Markers of the disease severity
The first time point measured at the maximum WHO grade was chosen for each patient. For each omics feature, its values (log2-transformed when necessary, as described above) were tested for a trend depending on the WHO grade. Age was included as a covariate in the linear model as described above.
Markers varying with age in COVID-19
The first sampling time point measured was chosen per patient. For each omics feature, its values (log2-transformed when necessary, as described above) were tested for a trend depending on age. The test was performed either using the Kendall Tau test (as described above; Figures S9 and S10), or by accounting for WHO grade as a covariate in the linear model (as described above; Figures S11 and 5).
Markers of RRT and ECMO
For each omics feature, the P-value was calculated using the Mann-Whitney test, comparing between the median levels (log2-transformed when necessary, as described above) across all sampling time points at WHO grade 7 in patients who did not receive the therapy and the median levels (log2-transformed when necessary, as described above) across all sampling time points at WHO grade 7 after initiation of the respective therapy in patients who did.

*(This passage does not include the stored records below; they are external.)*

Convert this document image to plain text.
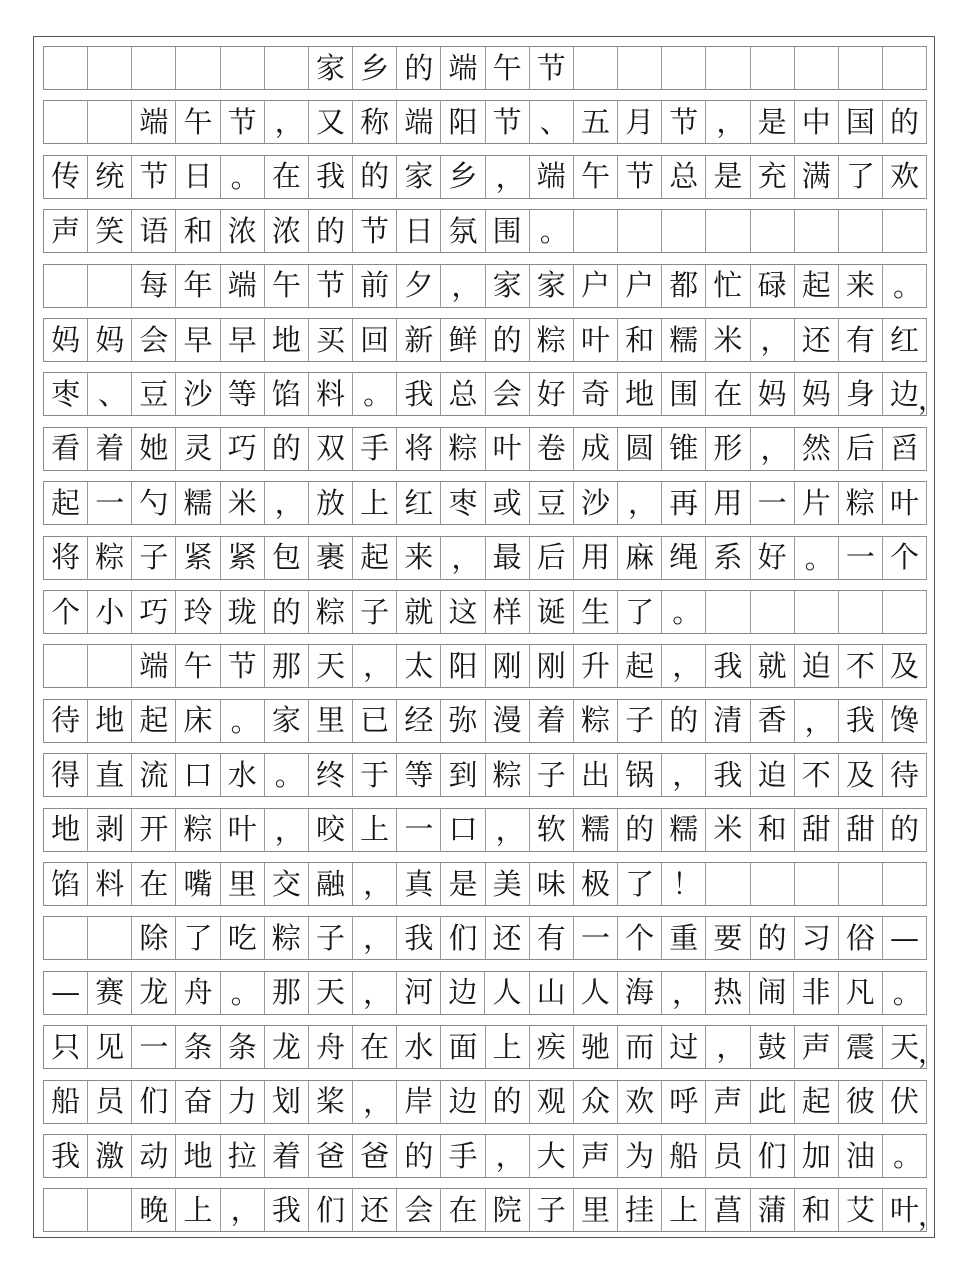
家 乡 的 端 午 节
端 午 节 ， 又 称 端 阳 节 、 五 月 节 ， 是 中 国 的
传 统 节 日 。 在 我 的 家 乡 ， 端 午 节 总 是 充 满 了 欢
声 笑 语 和 浓 浓 的 节 日 氛 围 。
每 年 端 午 节 前 夕 ， 家 家 户 户 都 忙 碌 起 来 。
妈 妈 会 早 早 地 买 回 新 鲜 的 粽 叶 和 糯 米 ， 还 有 红
枣 、 豆 沙 等 馅 料 。 我 总 会 好 奇 地 围 在 妈 妈 身 边
看 着 她 灵 巧 的 双 手 将 粽 叶 卷 成 圆 锥 形 ， 然 后 舀
起 一 勺 糯 米 ， 放 上 红 枣 或 豆 沙 ， 再 用 一 片 粽 叶
将 粽 子 紧 紧 包 裹 起 来 ， 最 后 用 麻 绳 系 好 。 一 个
个 小 巧 玲 珑 的 粽 子 就 这 样 诞 生 了 。
端 午 节 那 天 ， 太 阳 刚 刚 升 起 ， 我 就 迫 不 及
待 地 起 床 。 家 里 已 经 弥 漫 着 粽 子 的 清 香 ， 我 馋
得 直 流 口 水 。 终 于 等 到 粽 子 出 锅 ， 我 迫 不 及 待
地 剥 开 粽 叶 ， 咬 上 一 口 ， 软 糯 的 糯 米 和 甜 甜 的
馅 料 在 嘴 里 交 融 ， 真 是 美 味 极 了 ！
除 了 吃 粽 子 ， 我 们 还 有 一 个 重 要 的 习 俗 —
— 赛 龙 舟 。 那 天 ， 河 边 人 山 人 海 ， 热 闹 非 凡 。
只 见 一 条 条 龙 舟 在 水 面 上 疾 驰 而 过 ， 鼓 声 震 天
船 员 们 奋 力 划 桨 ， 岸 边 的 观 众 欢 呼 声 此 起 彼 伏
我 激 动 地 拉 着 爸 爸 的 手 ， 大 声 为 船 员 们 加 油 。
晚 上 ， 我 们 还 会 在 院 子 里 挂 上 菖 蒲 和 艾 叶
，
，
，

Markers predictive of time in hospital
Patients, for which the first sampling time point before the outcome corresponded to the WHO = 3 severity grade (that is the patient did not require supplemental oxygen on that day), were considered. Thus, no correction for disease severity was necessary. Testing of levels (log2-transformed when necessary, as described above) of each omics feature (measured for the first sampling time point) vs the remaining time in hospital (days) was performed by including age as a covariate in the linear model as described above.
Markers predictive of disease worsening
The first sampling time point measured was chosen per patient. Future disease worsening was defined as a future increase in the WHO grade (for patients at WHO grade < 7) or death (for patients at WHO grade 7). For each omics feature, its levels (log2-transformed when necessary, as described above) were compared between patients who did not worsen and patients who did, with age and current WHO grade (as factor) included as covariates in the linear model as described above.
Peak period of the disease definition
When studying the dynamic changes in omics values during the disease course, we focused on the time points sampled when the disease was the most severe for a particular patient. This allowed us to look at molecular changes over time without the need to take into account the potential impact of changes in disease severity and the level of treatment. For each patient, we thus defined the “peak period of the disease” as the time when the patient was receiving the most intensive treatment during their stay in hospital, that is the time when the patient was at WHO grade 6 or 7, for patients who received invasive mechanical ventilation at some point, or otherwise at their maximum WHO grade (3, 4 or 5).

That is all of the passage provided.